The Mongolian company operates one pit at Ukhaa Khudag in the south of the country, which produced about 1.8 million tons of coking coal last year, Financial Director Baterdene Gansukh said in an interview. Output may rise to as much as 4 million tons this year, he said.

Macquarie Bank Ltd. raised its global estimate for 2010 coking coal demand to 244 million tons from 225 million tons in November. BHP Billiton Ltd., the world’s largest mining company, is probably asking Japanese steelmakers to pay $240 a ton for coking coal, UBS AG said Feb. 18. Annual contract prices were set at about $129 a ton for the year ending March 31.
 
MCS, described as a Mongolian private consulting company on Energy Resources Web site, owns more than half of the miner, Gansukh said, without giving specific details. Other shareholders include the European Bank for Reconstruction and Development which invested up to $30 million last year.

Mongolian Resources

Mongolia is seeking $25 billion in overseas investments over five years to develop its metal and coal resources.

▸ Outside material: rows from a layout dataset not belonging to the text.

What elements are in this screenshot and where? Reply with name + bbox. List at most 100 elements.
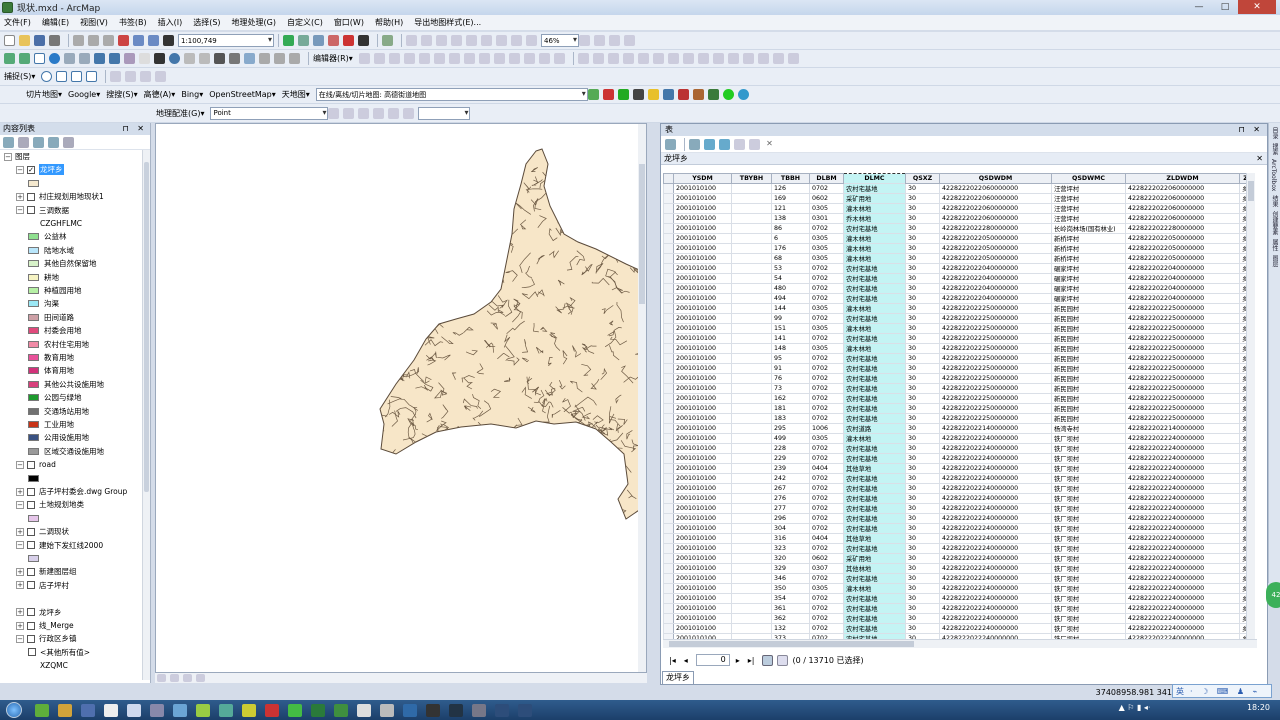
table-cell[interactable]: 农村宅基地 bbox=[843, 223, 906, 234]
table-cell[interactable]: 4228222022240000000 bbox=[1125, 513, 1240, 524]
table-cell[interactable]: 30 bbox=[905, 513, 940, 524]
table-cell[interactable]: 181 bbox=[771, 403, 810, 414]
table-cell[interactable]: 0404 bbox=[809, 533, 844, 544]
table-cell[interactable]: 30 bbox=[905, 463, 940, 474]
table-cell[interactable]: 4228222022250000000 bbox=[1125, 403, 1240, 414]
table-cell[interactable]: 30 bbox=[905, 413, 940, 424]
table-cell[interactable]: 农村宅基地 bbox=[843, 443, 906, 454]
table-row[interactable]: 2001010100 499 0305 灌木林地 30 42282220222400000… bbox=[663, 433, 1252, 444]
toc-layer-row[interactable]: XZQMC bbox=[40, 659, 68, 670]
task-explorer-icon[interactable] bbox=[57, 703, 72, 717]
row-selector[interactable] bbox=[663, 263, 674, 274]
table-cell[interactable] bbox=[731, 563, 772, 574]
row-selector[interactable] bbox=[663, 563, 674, 574]
table-cell[interactable]: 4228222022240000000 bbox=[939, 443, 1052, 454]
row-selector[interactable] bbox=[663, 403, 674, 414]
table-cell[interactable]: 汪营坪村 bbox=[1051, 203, 1126, 214]
table-cell[interactable]: 4228222022060000000 bbox=[939, 213, 1052, 224]
table-cell[interactable]: 0702 bbox=[809, 543, 844, 554]
table-cell[interactable] bbox=[731, 283, 772, 294]
table-cell[interactable]: 汪营坪村 bbox=[1051, 213, 1126, 224]
table-cell[interactable]: 53 bbox=[771, 263, 810, 274]
table-cell[interactable]: 30 bbox=[905, 583, 940, 594]
table-cell[interactable]: 铁厂坝村 bbox=[1051, 453, 1126, 464]
table-cell[interactable]: 4228222022250000000 bbox=[939, 383, 1052, 394]
table-cell[interactable]: 新民园村 bbox=[1051, 343, 1126, 354]
toc-layer-row[interactable]: − 图层 bbox=[4, 150, 30, 163]
expand-icon[interactable]: + bbox=[16, 581, 24, 590]
grid-vertical-scrollbar[interactable] bbox=[1246, 173, 1255, 639]
table-cell[interactable]: 2001010100 bbox=[673, 513, 732, 524]
table-cell[interactable]: 农村宅基地 bbox=[843, 523, 906, 534]
table-cell[interactable]: 长岭岗林场(国有林业) bbox=[1051, 223, 1126, 234]
table-cell[interactable]: 铁厂坝村 bbox=[1051, 493, 1126, 504]
toc-layer-row[interactable]: 陆地水域 bbox=[28, 244, 74, 257]
table-cell[interactable]: 4228222022050000000 bbox=[1125, 253, 1240, 264]
row-selector[interactable] bbox=[663, 603, 674, 614]
table-cell[interactable]: 2001010100 bbox=[673, 603, 732, 614]
table-cell[interactable] bbox=[731, 343, 772, 354]
table-cell[interactable] bbox=[731, 393, 772, 404]
table-cell[interactable]: 0702 bbox=[809, 593, 844, 604]
table-cell[interactable]: 0305 bbox=[809, 253, 844, 264]
model-builder-icon[interactable] bbox=[382, 35, 393, 46]
table-cell[interactable]: 304 bbox=[771, 523, 810, 534]
advanced-edit-6-icon[interactable] bbox=[667, 53, 679, 64]
paste-icon[interactable] bbox=[103, 35, 114, 46]
toc-layer-row[interactable]: + 线_Merge bbox=[16, 619, 74, 632]
menu-item[interactable]: 帮助(H) bbox=[375, 17, 403, 28]
table-row[interactable]: 2001010100 316 0404 其他草地 30 42282220222400000… bbox=[663, 533, 1252, 544]
table-cell[interactable]: 农村宅基地 bbox=[843, 403, 906, 414]
layout-fixed-in-icon[interactable] bbox=[481, 35, 492, 46]
toc-layer-row[interactable]: 种植园用地 bbox=[28, 284, 82, 297]
clear-selection-table-icon[interactable] bbox=[734, 138, 745, 150]
change-layout-icon[interactable] bbox=[609, 35, 620, 46]
split-icon[interactable] bbox=[493, 53, 505, 64]
legend-swatch[interactable] bbox=[28, 340, 39, 348]
draw-line-icon[interactable] bbox=[110, 71, 122, 82]
table-cell[interactable]: 0702 bbox=[809, 363, 844, 374]
table-cell[interactable]: 0602 bbox=[809, 193, 844, 204]
download-icon[interactable] bbox=[617, 89, 629, 100]
table-cell[interactable]: 0404 bbox=[809, 463, 844, 474]
table-cell[interactable]: 铁厂坝村 bbox=[1051, 623, 1126, 634]
table-cell[interactable]: 农村宅基地 bbox=[843, 363, 906, 374]
task-app-15-icon[interactable] bbox=[356, 703, 371, 717]
table-cell[interactable]: 4228222022040000000 bbox=[1125, 263, 1240, 274]
column-header[interactable]: TBYBH bbox=[731, 173, 772, 184]
expand-icon[interactable]: + bbox=[16, 192, 24, 201]
task-app-20-icon[interactable] bbox=[471, 703, 486, 717]
toc-layer-row[interactable]: + 新建图层组 bbox=[16, 565, 77, 578]
collapse-icon[interactable]: − bbox=[4, 152, 12, 161]
table-cell[interactable]: 灌木林地 bbox=[843, 303, 906, 314]
table-cell[interactable]: 2001010100 bbox=[673, 293, 732, 304]
table-cell[interactable]: 4228222022240000000 bbox=[1125, 463, 1240, 474]
viewer-icon[interactable] bbox=[403, 107, 415, 119]
table-cell[interactable]: 农村宅基地 bbox=[843, 603, 906, 614]
table-row[interactable]: 2001010100 91 0702 农村宅基地 30 42282220222500000… bbox=[663, 363, 1252, 374]
task-app-6-icon[interactable] bbox=[149, 703, 164, 717]
layer-visibility-checkbox[interactable] bbox=[27, 527, 35, 536]
region-polygon[interactable] bbox=[379, 148, 647, 520]
table-cell[interactable]: 0301 bbox=[809, 213, 844, 224]
table-cell[interactable]: 4228222022250000000 bbox=[1125, 333, 1240, 344]
table-cell[interactable]: 2001010100 bbox=[673, 623, 732, 634]
attribute-table[interactable]: YSDM TBYBH TBBH DLBM DLMC QSXZ QSDWDM QSDWMC ZLD… bbox=[663, 173, 1252, 639]
table-cell[interactable]: 2001010100 bbox=[673, 363, 732, 374]
georef-input[interactable] bbox=[418, 106, 471, 120]
table-cell[interactable]: 采矿用地 bbox=[843, 553, 906, 564]
table-cell[interactable]: 30 bbox=[905, 503, 940, 514]
table-cell[interactable]: 4228222022240000000 bbox=[939, 573, 1052, 584]
copy-icon[interactable] bbox=[88, 35, 99, 46]
next-record-button[interactable]: ▸ bbox=[736, 656, 740, 665]
edge-snapping-icon[interactable] bbox=[86, 71, 98, 82]
table-row[interactable]: 2001010100 126 0702 农村宅基地 30 4228222022060000… bbox=[663, 183, 1252, 194]
table-cell[interactable]: 4228222022040000000 bbox=[939, 273, 1052, 284]
bing-menu[interactable]: Bing▾ bbox=[181, 90, 203, 99]
table-cell[interactable]: 农村宅基地 bbox=[843, 373, 906, 384]
table-cell[interactable] bbox=[731, 213, 772, 224]
table-cell[interactable] bbox=[731, 243, 772, 254]
row-selector[interactable] bbox=[663, 513, 674, 524]
table-cell[interactable]: 2001010100 bbox=[673, 243, 732, 254]
row-selector[interactable] bbox=[663, 363, 674, 374]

The government is considering creating national companies for each commodity such as copper and gold that would then sell shares to global investors, Prime Minister Sukhbaatar Batbold said in an interview this month.

Mongolia is also seeking to develop the $2 billion Tavan Tolgoi coal deposit. Among the companies which have expressed an interest in developing Tavan Tolgoi are Peabody Energy Corp. and China Shenhua Energy Co. the nation’s biggest coal company, Batbold said.